Rising Star Restaurateur Charlie Biedenharn of Bakery Lorraine - Biography

San Antonio, TX

November 2017

Charlie Biedenharn’s road to entrepreneurship has peaks and valleys but ultimately concludes on a sweet, hopeful high note. Born and raised in San Antonio, Biedenharn lived a privileged childhood, but unstable family life led him to choose the path of drugs and alcohol. After spending a decade in and out of rehab, and living as far as Seattle and Telluride, Biedenharn had a wake-up call. In 2009, he got sober and enrolled in the University of the Incarnate Word and graduated with an English degree. 

In 2011, he met Bouchon vets Jeremy Mandrell and Anne Ng, who needed an investor to bring their farmers market pastries to a larger audience. With a newfound interest in sweets, Biedenharn signed a lease for Bakery Lorraine’s first brick-and-mortar in 2012. Later that year, he also teamed with Chad Carey and Quealy Watson to operate The Monterey and open Barbaro and several other concepts.
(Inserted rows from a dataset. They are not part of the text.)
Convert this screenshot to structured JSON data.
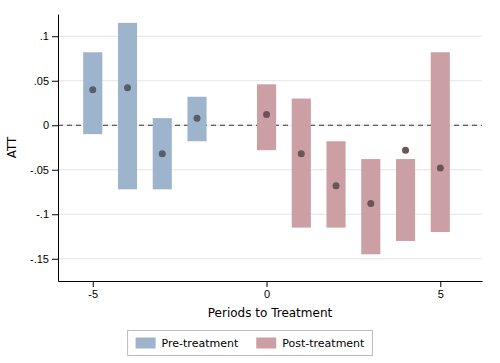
{
  "chart_data": {
    "type": "bar",
    "xlabel": "Periods to Treatment",
    "ylabel": "ATT",
    "series": [
      {
        "name": "Pre-treatment",
        "color": "#9db4cc",
        "x": [
          -5,
          -4,
          -3,
          -2
        ],
        "values": [
          0.04,
          0.042,
          -0.032,
          0.008
        ],
        "ci_lower": [
          -0.01,
          -0.072,
          -0.072,
          -0.018
        ],
        "ci_upper": [
          0.082,
          0.115,
          0.008,
          0.032
        ]
      },
      {
        "name": "Post-treatment",
        "color": "#cc9fa5",
        "x": [
          0,
          1,
          2,
          3,
          4,
          5
        ],
        "values": [
          0.012,
          -0.032,
          -0.068,
          -0.088,
          -0.028,
          -0.048
        ],
        "ci_lower": [
          -0.028,
          -0.115,
          -0.115,
          -0.145,
          -0.13,
          -0.12
        ],
        "ci_upper": [
          0.046,
          0.03,
          -0.018,
          -0.038,
          -0.038,
          0.082
        ]
      }
    ],
    "xlim": [
      -6.0,
      6.2
    ],
    "xticks": [
      -5,
      0,
      5
    ],
    "ylim": [
      -0.175,
      0.125
    ],
    "yticks": [
      {
        "value": -0.15,
        "label": "-.15"
      },
      {
        "value": -0.1,
        "label": "-.1"
      },
      {
        "value": -0.05,
        "label": "-.05"
      },
      {
        "value": 0.0,
        "label": "0"
      },
      {
        "value": 0.05,
        "label": ".05"
      },
      {
        "value": 0.1,
        "label": ".1"
      }
    ],
    "grid": true,
    "legend": "bottom"
  }
}
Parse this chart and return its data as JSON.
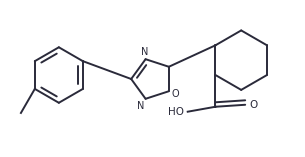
{
  "bg_color": "#ffffff",
  "line_color": "#2a2a3a",
  "lw": 1.4,
  "fig_width": 3.05,
  "fig_height": 1.57,
  "dpi": 100,
  "xlim": [
    0,
    3.05
  ],
  "ylim": [
    0,
    1.57
  ]
}
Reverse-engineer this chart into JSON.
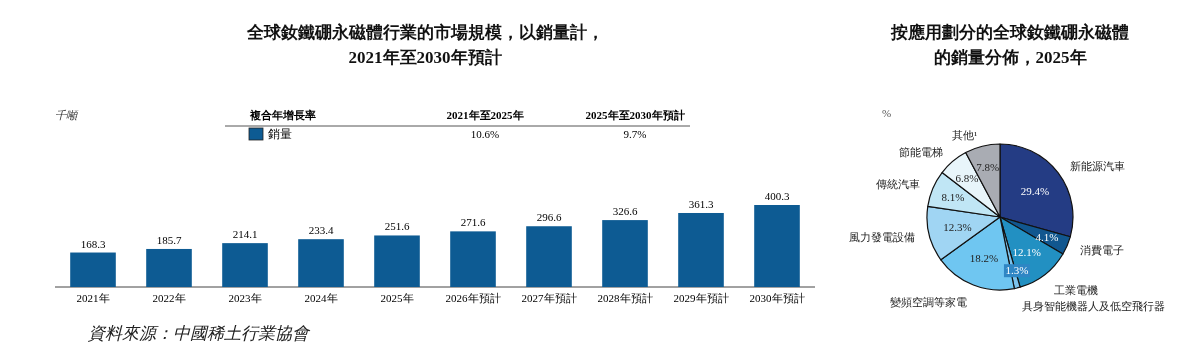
{
  "chart_data": [
    {
      "type": "bar",
      "title": "全球釹鐵硼永磁體行業的市場規模，以銷量計，2021年至2030年預計",
      "ylabel": "千噸",
      "categories": [
        "2021年",
        "2022年",
        "2023年",
        "2024年",
        "2025年",
        "2026年預計",
        "2027年預計",
        "2028年預計",
        "2029年預計",
        "2030年預計"
      ],
      "series": [
        {
          "name": "銷量",
          "color": "#0d5b93",
          "values": [
            168.3,
            185.7,
            214.1,
            233.4,
            251.6,
            271.6,
            296.6,
            326.6,
            361.3,
            400.3
          ]
        }
      ],
      "data_labels": true,
      "legend": "top",
      "annotations": [
        "複合年增長率",
        "2021年至2025年",
        "2025年至2030年預計",
        "10.6%",
        "9.7%",
        "資料來源：中國稀土行業協會"
      ]
    },
    {
      "type": "pie",
      "title": "按應用劃分的全球釹鐵硼永磁體的銷量分佈，2025年",
      "categories": [
        "新能源汽車",
        "消費電子",
        "工業電機",
        "具身智能機器人及低空飛行器",
        "變頻空調等家電",
        "風力發電設備",
        "傳統汽車",
        "節能電梯",
        "其他¹"
      ],
      "values": [
        29.4,
        4.1,
        12.1,
        1.3,
        18.2,
        12.3,
        8.1,
        6.8,
        7.8
      ],
      "colors": [
        "#243c84",
        "#11578f",
        "#2290c2",
        "#7cc3ec",
        "#6fc6f1",
        "#a0d5f3",
        "#c0e6f5",
        "#e8f5fa",
        "#a9acb3"
      ],
      "value_labels": [
        "29.4%",
        "4.1%",
        "12.1%",
        "1.3%",
        "18.2%",
        "12.3%",
        "8.1%",
        "6.8%",
        "7.8%"
      ],
      "annotations": [
        "%"
      ]
    }
  ]
}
During this time, Biedenharn enrolled in an MBA program at the University of Texas at Austin and applied what he learned to macarons and croissants. He departed Carey’s Empty Stomach Group to focus on Lorraine exclusively, and now the bakery has three locations (with a fourth in Austin in the works), wholesale accounts, a 24-hour commissary, and 100 hard-working San Antonians as employees. The team also recently opened Maybelle’s Donuts in the city’s first food hall, The Bottling Department. Eight years later, Biedenharn loves what he’s doing—introducing fine patisserie to South Central Texas—even when the going gets tough.